Thank you! I'm glad you like those features, and I'm also glad to hear that the way the percent button feature worked was clear to you.

Regarding the possible improvements:

  1. That's not a bug, it's just a limitation of the choice to show only one digit after the decimal. The number of decibels in case 2 for each evidence is 0.96910013..., whereas in case 1 it's exactly 10.

  2. That's a deliberate nudge to suggest that the new hypothesis and decibel features are more advanced and not part of the essential core of the app.

  3. That's a good idea, I'll probably do that at some point.

  4. That's also a good idea but seems fairly complicated to implement, so it will have to wait until I've finished planned improvements with a higher expected ROI.

  5. That's deliberate, because deleting evidence changes the meaning of the likelihoods for all subsequent evidence. Thus, having to delete all the evidence following the evidence you want to delete is a more honest way to convey what needs to be done, and prevents the user from shooting themselves in the foot by assuming that the subsequent likelihoods are independent. I'll explain this in the more fleshed out version of the help panel I have planned.

Replies from: Sting
comment by Sting · 2023-07-10T23:05:48.559Z · LW(p) · GW(p)

I see! Thank you for the detailed explanations. 

Regarding point 1: The posterior percentages are shown to 5 decimal places, so I wrongly assumed that 1.0 db meant exactly 1. 

What do you think of showing the sum of the decibels of all pieces of evidence? That would have prevented my confusion. 

You could also include 2 digits after the decimal for quantities smaller than 1.1. (Although this has the cost of introducing clutter.)

Replies from: adele-lopez-1
comment by Adele Lopez (adele-lopez-1) · 2023-07-11T16:11:38.487Z · LW(p) · GW(p)

I like the idea of showing the total decibels, I'll probably add that in soon!

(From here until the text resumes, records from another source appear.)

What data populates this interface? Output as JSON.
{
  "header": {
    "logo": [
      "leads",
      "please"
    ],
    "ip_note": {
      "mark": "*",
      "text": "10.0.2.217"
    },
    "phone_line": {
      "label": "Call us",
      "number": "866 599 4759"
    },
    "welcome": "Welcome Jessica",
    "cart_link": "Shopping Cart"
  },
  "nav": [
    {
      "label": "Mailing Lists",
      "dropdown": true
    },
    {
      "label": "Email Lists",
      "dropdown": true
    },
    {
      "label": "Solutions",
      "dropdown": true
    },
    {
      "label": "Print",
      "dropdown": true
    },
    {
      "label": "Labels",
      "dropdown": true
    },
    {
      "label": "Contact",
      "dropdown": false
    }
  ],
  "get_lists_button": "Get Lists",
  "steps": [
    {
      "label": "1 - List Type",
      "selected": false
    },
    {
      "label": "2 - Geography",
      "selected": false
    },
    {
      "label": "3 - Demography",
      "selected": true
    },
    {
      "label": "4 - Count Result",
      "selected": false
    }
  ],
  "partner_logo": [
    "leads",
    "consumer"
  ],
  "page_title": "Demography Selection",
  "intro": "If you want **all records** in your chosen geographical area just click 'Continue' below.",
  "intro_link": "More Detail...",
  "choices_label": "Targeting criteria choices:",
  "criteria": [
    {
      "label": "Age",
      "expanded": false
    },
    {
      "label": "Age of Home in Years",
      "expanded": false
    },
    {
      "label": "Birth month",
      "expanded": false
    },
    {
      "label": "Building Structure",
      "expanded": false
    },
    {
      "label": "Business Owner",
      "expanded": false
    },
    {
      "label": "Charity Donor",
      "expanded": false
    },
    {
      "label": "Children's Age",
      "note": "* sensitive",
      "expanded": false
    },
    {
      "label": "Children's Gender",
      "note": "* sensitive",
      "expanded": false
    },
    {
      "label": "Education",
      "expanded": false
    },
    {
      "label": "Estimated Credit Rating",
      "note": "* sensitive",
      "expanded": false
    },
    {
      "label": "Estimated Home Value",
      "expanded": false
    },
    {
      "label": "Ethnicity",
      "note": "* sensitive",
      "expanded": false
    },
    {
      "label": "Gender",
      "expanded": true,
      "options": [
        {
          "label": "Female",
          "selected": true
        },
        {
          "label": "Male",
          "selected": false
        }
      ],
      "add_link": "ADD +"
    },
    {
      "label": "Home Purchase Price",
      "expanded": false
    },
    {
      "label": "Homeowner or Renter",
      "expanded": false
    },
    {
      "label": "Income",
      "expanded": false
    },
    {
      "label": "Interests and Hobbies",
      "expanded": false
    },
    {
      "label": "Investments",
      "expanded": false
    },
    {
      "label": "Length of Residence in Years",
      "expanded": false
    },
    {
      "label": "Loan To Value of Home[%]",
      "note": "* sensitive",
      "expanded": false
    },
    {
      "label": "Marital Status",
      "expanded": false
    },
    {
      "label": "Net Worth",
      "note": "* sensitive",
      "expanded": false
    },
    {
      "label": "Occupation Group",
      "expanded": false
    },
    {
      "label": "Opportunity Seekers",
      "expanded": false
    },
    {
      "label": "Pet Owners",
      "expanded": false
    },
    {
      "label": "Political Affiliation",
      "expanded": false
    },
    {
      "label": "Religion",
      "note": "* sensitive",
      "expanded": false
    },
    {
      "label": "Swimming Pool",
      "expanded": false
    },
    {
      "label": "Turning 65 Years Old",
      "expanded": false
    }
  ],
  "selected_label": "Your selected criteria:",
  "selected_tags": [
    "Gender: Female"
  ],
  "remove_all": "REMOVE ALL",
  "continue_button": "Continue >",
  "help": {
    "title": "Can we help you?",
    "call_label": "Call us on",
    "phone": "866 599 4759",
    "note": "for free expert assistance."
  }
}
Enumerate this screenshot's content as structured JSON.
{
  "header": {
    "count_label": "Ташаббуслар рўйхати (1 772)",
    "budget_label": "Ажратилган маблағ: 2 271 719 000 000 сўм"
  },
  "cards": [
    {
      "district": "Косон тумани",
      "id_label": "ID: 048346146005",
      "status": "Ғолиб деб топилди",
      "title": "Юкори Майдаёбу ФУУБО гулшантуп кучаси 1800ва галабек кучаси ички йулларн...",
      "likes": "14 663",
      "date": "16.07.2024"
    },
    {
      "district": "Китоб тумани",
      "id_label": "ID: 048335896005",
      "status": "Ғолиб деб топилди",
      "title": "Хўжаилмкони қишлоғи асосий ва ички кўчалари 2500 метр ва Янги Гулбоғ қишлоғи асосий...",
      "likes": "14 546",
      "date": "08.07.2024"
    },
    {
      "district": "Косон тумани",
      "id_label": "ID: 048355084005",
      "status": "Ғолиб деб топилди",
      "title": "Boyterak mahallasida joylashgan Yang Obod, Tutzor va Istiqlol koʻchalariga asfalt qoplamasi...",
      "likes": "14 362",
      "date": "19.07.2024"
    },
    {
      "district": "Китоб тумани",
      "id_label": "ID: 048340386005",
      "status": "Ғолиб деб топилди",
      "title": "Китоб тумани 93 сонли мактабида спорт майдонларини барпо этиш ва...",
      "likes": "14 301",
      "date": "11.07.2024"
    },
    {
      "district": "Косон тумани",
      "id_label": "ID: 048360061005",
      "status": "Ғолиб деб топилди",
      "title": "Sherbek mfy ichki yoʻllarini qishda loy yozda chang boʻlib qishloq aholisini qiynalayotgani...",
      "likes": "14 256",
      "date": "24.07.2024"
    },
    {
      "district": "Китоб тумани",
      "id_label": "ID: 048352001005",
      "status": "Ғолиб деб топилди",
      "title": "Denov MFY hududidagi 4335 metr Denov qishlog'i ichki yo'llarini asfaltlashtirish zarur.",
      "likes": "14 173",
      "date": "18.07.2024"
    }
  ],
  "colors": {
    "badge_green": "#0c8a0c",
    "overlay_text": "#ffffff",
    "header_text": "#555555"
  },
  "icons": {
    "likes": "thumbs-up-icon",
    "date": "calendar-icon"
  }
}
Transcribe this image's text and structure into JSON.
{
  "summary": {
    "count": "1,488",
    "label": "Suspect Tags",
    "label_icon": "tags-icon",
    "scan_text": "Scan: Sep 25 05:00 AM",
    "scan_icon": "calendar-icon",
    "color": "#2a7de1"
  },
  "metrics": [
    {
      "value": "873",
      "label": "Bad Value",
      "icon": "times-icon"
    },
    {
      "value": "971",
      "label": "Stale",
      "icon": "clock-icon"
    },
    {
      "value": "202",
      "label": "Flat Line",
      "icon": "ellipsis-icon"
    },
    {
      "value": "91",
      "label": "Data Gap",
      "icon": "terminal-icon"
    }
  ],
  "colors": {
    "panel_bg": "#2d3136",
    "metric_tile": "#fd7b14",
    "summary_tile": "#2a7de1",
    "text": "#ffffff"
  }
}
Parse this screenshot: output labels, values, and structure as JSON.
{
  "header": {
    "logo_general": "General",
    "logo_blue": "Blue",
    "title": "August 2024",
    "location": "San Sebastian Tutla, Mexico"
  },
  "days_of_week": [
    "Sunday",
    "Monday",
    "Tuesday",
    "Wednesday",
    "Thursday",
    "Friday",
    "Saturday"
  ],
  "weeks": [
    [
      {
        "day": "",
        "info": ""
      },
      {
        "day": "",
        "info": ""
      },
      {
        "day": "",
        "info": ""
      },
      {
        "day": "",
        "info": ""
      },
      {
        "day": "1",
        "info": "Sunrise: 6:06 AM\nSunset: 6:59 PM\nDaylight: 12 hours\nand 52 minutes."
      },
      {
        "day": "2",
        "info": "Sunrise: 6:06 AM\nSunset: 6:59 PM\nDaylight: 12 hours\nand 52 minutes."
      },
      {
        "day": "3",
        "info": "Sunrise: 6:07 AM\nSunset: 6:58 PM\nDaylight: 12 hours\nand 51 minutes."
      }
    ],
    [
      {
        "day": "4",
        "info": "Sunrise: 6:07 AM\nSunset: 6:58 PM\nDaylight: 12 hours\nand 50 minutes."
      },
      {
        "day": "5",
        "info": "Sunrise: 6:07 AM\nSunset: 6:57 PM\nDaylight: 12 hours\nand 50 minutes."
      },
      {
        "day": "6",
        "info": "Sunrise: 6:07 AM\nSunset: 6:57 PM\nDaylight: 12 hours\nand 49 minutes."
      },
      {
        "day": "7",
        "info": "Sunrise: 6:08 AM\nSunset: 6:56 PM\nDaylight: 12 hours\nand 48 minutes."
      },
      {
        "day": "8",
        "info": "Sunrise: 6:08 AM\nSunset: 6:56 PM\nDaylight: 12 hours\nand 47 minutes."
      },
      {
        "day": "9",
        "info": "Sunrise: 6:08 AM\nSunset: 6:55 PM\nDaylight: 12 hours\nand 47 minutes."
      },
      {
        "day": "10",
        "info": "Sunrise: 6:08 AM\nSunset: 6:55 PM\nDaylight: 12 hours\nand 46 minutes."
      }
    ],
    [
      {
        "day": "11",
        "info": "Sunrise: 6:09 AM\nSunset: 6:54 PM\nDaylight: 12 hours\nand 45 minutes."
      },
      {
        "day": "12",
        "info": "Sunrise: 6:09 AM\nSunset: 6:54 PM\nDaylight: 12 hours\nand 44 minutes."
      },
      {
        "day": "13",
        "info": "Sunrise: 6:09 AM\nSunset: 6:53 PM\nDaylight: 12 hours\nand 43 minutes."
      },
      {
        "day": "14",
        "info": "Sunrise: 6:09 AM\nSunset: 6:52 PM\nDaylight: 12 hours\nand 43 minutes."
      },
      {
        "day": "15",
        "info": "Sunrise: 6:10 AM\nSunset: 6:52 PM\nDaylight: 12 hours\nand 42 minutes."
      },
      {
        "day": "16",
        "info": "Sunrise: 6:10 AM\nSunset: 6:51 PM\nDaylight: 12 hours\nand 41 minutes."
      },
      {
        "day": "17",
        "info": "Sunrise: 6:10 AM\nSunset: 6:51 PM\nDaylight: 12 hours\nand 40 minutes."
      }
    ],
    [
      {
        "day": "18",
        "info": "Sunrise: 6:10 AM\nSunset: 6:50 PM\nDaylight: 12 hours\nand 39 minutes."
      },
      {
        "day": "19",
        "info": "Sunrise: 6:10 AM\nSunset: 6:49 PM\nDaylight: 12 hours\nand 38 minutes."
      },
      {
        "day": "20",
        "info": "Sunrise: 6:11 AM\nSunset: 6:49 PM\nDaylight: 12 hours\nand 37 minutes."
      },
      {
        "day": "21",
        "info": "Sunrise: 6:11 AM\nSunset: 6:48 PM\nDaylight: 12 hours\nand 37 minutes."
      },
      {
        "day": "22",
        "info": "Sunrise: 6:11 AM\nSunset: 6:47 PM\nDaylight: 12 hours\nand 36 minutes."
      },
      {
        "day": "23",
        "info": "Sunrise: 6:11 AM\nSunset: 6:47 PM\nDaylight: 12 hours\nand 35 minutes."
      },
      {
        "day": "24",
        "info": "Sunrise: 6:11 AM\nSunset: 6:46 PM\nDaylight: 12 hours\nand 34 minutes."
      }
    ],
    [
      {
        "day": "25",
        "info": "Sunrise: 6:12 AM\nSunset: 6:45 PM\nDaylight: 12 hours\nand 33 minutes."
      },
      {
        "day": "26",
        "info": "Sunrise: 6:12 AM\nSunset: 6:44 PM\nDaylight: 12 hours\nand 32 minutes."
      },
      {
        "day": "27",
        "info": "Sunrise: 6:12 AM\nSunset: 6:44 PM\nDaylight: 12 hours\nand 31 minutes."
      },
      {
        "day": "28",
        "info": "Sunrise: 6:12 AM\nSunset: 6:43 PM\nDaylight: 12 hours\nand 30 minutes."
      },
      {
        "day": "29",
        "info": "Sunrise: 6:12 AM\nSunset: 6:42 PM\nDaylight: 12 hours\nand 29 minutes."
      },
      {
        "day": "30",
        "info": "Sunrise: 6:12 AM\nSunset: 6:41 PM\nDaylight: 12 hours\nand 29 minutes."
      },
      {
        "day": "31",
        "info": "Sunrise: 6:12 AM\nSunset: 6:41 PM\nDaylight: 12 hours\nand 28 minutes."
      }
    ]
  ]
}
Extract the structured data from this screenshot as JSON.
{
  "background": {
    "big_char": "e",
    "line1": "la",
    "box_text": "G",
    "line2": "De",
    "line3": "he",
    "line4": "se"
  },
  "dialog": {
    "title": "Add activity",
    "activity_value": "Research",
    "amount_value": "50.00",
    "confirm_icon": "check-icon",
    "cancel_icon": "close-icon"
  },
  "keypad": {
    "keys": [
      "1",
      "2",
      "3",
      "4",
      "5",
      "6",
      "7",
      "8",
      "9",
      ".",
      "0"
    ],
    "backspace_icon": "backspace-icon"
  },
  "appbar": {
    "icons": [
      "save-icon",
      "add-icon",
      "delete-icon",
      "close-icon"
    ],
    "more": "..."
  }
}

comment by mukashi (adrian-arellano-davin) · 2023-07-08T00:40:14.161Z · LW(p) · GW(p)

Great! Can you make that, if I input P for hypothesis A, 1 - P appears automatically for Hypothesis B?

Replies from: adele-lopez-1
comment by Adele Lopez (adele-lopez-1) · 2023-07-08T00:50:37.517Z · LW(p) · GW(p)

Hmm, you could use the slider to set the prior P for hypothesis A and it will set the prior for hypothesis B to 1 - P; does that not work for you for some reason?

The problem with having that behavior when you type in the number is that I want people to be able to enter the priors as odds, so I don't want to presume that the other numbers will change to allow for that.

comment by fx (fxgn) · 2023-07-07T21:31:38.718Z · LW(p) · GW(p)

Thanks, that's really nice. I'll definitely use it, if not for real decisions, then at least for Metaculus predictions

comment by AlphaAndOmega · 2023-07-07T18:26:11.171Z · LW(p) · GW(p)

Nice.

I admit it's a moderately shameful fact about my cognition that I consistently forget the equation for Bayes' theorem even when I constantly trumpet that other doctors should be more consistent and explicit in using it.

I can sorta figure it out when needed, but this eases a small but real pain point.

Replies from: fxgn
comment by fx (fxgn) · 2023-07-07T21:17:22.107Z · LW(p) · GW(p)

Are you using a spaced repetition system like Anki? I find it to be great for learning theorems and formulas, you should try using that if you aren't already. It's literally like a memory hack, you can just take any information and embed it into your memory (assuming you find the time to go through your due cards every day)

Replies from: AlphaAndOmega
comment by AlphaAndOmega · 2023-07-08T00:43:18.680Z · LW(p) · GW(p)

I have ADHD, and found creating my own decks to be a chore. The freely available ones related to medicine are usually oriented towards people giving the USMLE, and I'm not the target demographic.

I do still use the principles of spaced repetition in how I review my own notes, especially before exams, because of how obviously effective it is.

I hadn't considered making them for memorizing formulae, but truth be told I could just save them to my phone, which I always have on me.

If I need to refer to Baye's theorem during a surgery, something has clearly gone wrong haha.

I did say it was only a minor issue! Thank you for the advice nonetheless, it's good advice after all.